Answer: Not on your life! As an analytics professional, especially if you are just getting started in the field, it is important to know that everything that is presented or published is not always correct or unchallengeable. One of the skills you will need to be successful in analytics is the ability to respectfully question and push back on statements that do not make sense.
The analytics profession bears the burden of producing results. When the results are more mind-numbing than awe-inspiring (i.e., studies show that being alive is the largest risk factor of experiencing death), authors can be tempted to "put lipstick on the pig" to justify the project's funding. Here are some embellishment techniques that you should look for in the analytic report:
- Attempting to establish a big truth with a small sample size. Nine out of ten doctors may recommend a particular glucose drug for diabetics, but how many doctors (in the US, Brazil, China -- location is important) does this constitute? It could be nine out of ten doctors in the same HMO group in Rhode Island or Wyoming.
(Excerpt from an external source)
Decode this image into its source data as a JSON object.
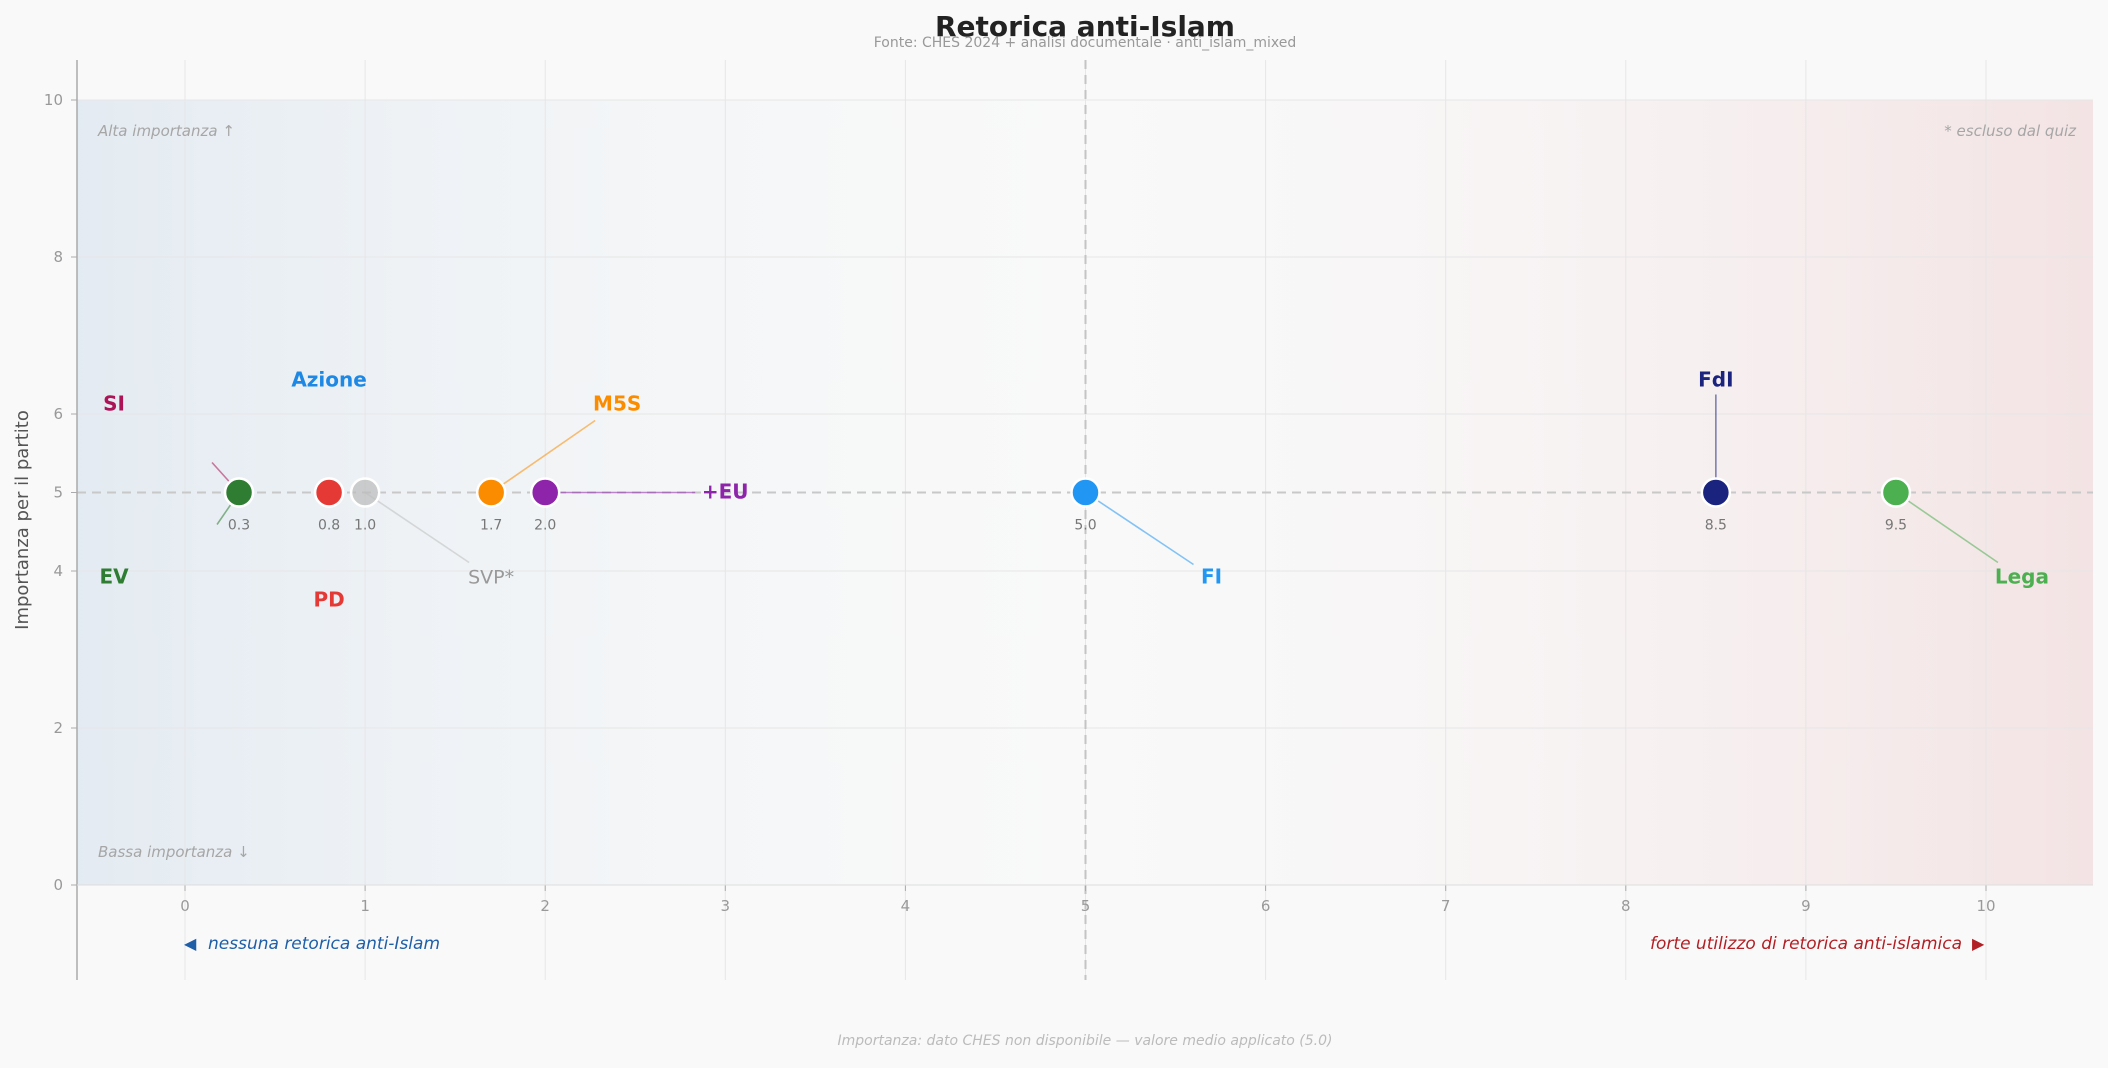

- Distorting details of tests. Stating that rats who ate chocolate developed cancer does not state the proportion of chocolate consumed. In some of the animal studies, the test subjects consume twice their body weight of a substance for a period of time, and then develop a morbid condition. But any human who consumes twice his/her body weight of anything will also develop a morbid condition.
- Understating or misstating units of measurement. One bad habit I have seen is when an author uses charts/graphs from other studies as points of comparison, but the units of measurement are not the same. This becomes more problematic when trying to overlay two graphs that are scaled differently.
- Presenting misleading comparisons. This is one of my favorites: "Software product A is faster than software product B." The question to ask here is, do the two products execute in the same manner? Some products write to disk while others write to RAM. If you purchase the RAM-based product without also buying more RAM, the speed differential may be non-existent.
- Changing the hypothesis to fit the results. This is one is self-explanatory. It's unethical and only done by those who feel that it is in their best interests to do so.
In short, part of being an analytics professional is assessing the work of other analysts. While we seek to leverage our curiosity and tenacity for learning, a healthy dose of skepticism is in order. We are a self-governing body and have to keep each other accountable in advancing the profession. Respectfully pushing back helps to push us forward.